If you think back to being a teenager, you’ll probably remember opinions being much clearer cut than later in life. Things were either brilliant or terrible, revolutionary or pointless. Grey areas were boring.
As we grow up, that certainty fades. We learn that most things worth caring about are complicated. The truth usually lies somewhere between the extremes.
During 2025, the Market Research industry collectively went through something similar with respect to AI. The original breathless hype is giving way to a more grounded understanding based on practical experience and experimentation. The industry is moving beyond the naïve reckless teenage years into a more focused and measured phase of early adulthood.
Over the last few years, there have been some fairly wild projections about where AI (and specifically LLMs) is leading us: “AI will solve climate change!”, “AGI is only 3 years away!”, “The robot plumbers are coming!”.
Meanwhile, insights professionals, being a curious bunch, continue to dabble, experiment and find out for themselves where AI can be useful and what the limits are.
For example, Synthetic Data has not brought about the mass extinction of primary research as some originally predicted. However, it is increasingly being recognised as useful way to screen ideas prior to undertaking full-blown research.

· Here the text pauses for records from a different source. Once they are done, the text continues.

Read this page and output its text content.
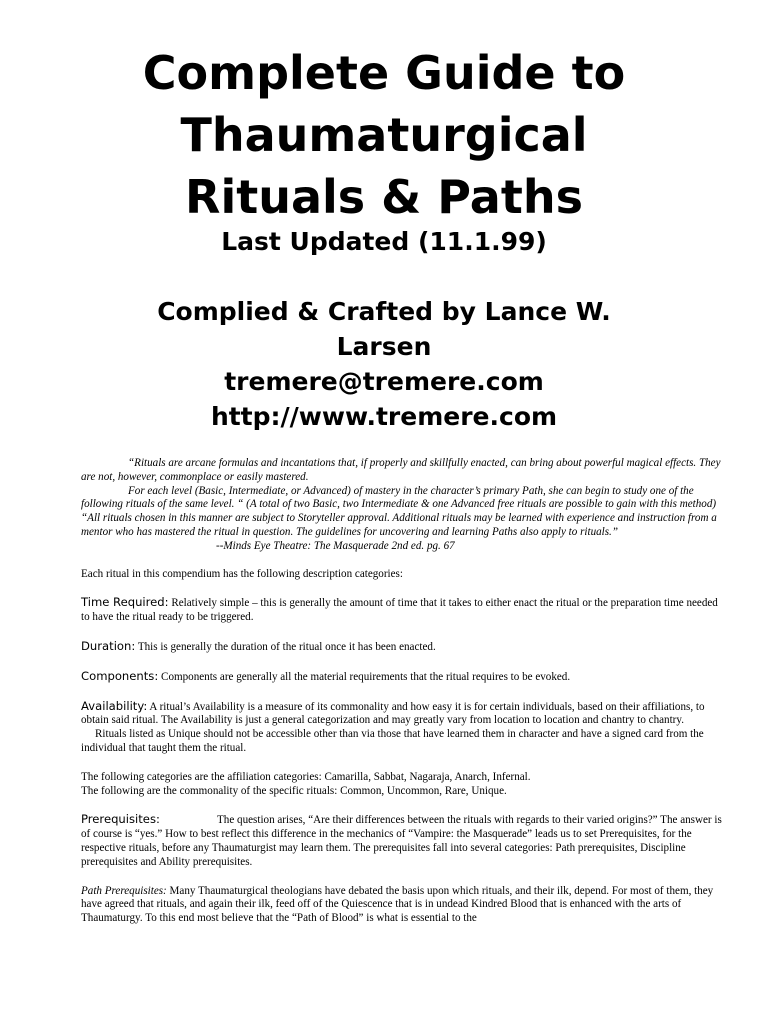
Complete Guide to
Thaumaturgical
Rituals & Paths
Last Updated (11.1.99)
Complied & Crafted by Lance W.
Larsen
tremere@tremere.com
http://www.tremere.com

“Rituals are arcane formulas and incantations that, if properly and skillfully enacted, can bring about powerful magical effects. They are not, however, commonplace or easily mastered.

For each level (Basic, Intermediate, or Advanced) of mastery in the character’s primary Path, she can begin to study one of the following rituals of the same level. “ (A total of two Basic, two Intermediate & one Advanced free rituals are possible to gain with this method) “All rituals chosen in this manner are subject to Storyteller approval. Additional rituals may be learned with experience and instruction from a mentor who has mastered the ritual in question. The guidelines for uncovering and learning Paths also apply to rituals.”

--Minds Eye Theatre: The Masquerade 2nd ed. pg. 67

Each ritual in this compendium has the following description categories:

Time Required: Relatively simple – this is generally the amount of time that it takes to either enact the ritual or the preparation time needed to have the ritual ready to be triggered.

Duration: This is generally the duration of the ritual once it has been enacted.

Components: Components are generally all the material requirements that the ritual requires to be evoked.

Availability: A ritual’s Availability is a measure of its commonality and how easy it is for certain individuals, based on their affiliations, to obtain said ritual. The Availability is just a general categorization and may greatly vary from location to location and chantry to chantry.

Rituals listed as Unique should not be accessible other than via those that have learned them in character and have a signed card from the individual that taught them the ritual.

The following categories are the affiliation categories: Camarilla, Sabbat, Nagaraja, Anarch, Infernal.

The following are the commonality of the specific rituals: Common, Uncommon, Rare, Unique.

Prerequisites:	The question arises, “Are their differences between the rituals with regards to their varied origins?” The answer is of course is “yes.” How to best reflect this difference in the mechanics of “Vampire: the Masquerade” leads us to set Prerequisites, for the respective rituals, before any Thaumaturgist may learn them. The prerequisites fall into several categories: Path prerequisites, Discipline prerequisites and Ability prerequisites.

Path Prerequisites: Many Thaumaturgical theologians have debated the basis upon which rituals, and their ilk, depend. For most of them, they have agreed that rituals, and again their ilk, feed off of the Quiescence that is in undead Kindred Blood that is enhanced with the arts of Thaumaturgy. To this end most believe that the “Path of Blood” is what is essential to the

Qualitative analysis, fraud detection and segmentation are similar areas where researchers are finding AI provides real value and potential, not just hype and FOMO.
As we progress through 2026, we expect to see a continuation of this trend – researchers continuing to learn, experiment and understand where AI actually brings value.
In 2025, we had many conversations with people who had decided to ‘go it alone’ and do their own AI in-house. This ranged from simply uploading data to ChatGPT through to full-blown enterprise software development initiatives. More often than not, the result was disappointment – disappointment with the output and disappointment that it wasn’t all as easy as they imagined.
We wrote about this in a separate blog earlier in the year and we expect this trend to continue in 2026. Companies will continue to try and build their own AI systems – it’s just too tempting not to – and many will struggle, get it wrong and fail. To get it right, companies need a clear, compelling understanding of how their home-grown system will provide greater competitive advantage than an off-the-shelf system.
The more people gain practical experience using AI, the more it becomes apparent that human supervision is essential for accurate, reliable output. AI systems that can work autonomously, with no human involvement just haven’t materialised in market research - and show no sign of doing so any time soon.
This is particularly true of verbatim coding. While AI can generate an initial codeframe in seconds, researchers still need to refine it - merging codes, relabelling themes, and catching the nuance that algorithms miss. The question isn’t whether humans are needed, but how to make the collaboration between human and AI as seamless as possible.
We expect this understanding to deepen in 2026. The conversation is already shifting from “can AI replace this task” to “how can AI and humans work together more effectively?” It’s a more boring answer than the hype promised, but it’s proving to be the right one.
It’s clear that the market research industry’s relationship with AI is maturing and a clearer picture is emerging of where AI genuinely helps and where human expertise remains irreplaceable.
This maturation is healthy. It means fewer wasted resources on solutions that don't work, more focus on tools that genuinely improve efficiency and accuracy, and a more realistic understanding of what AI can and cannot do.
The teenage years are over. AI in market research is starting to look like a proper grown-up.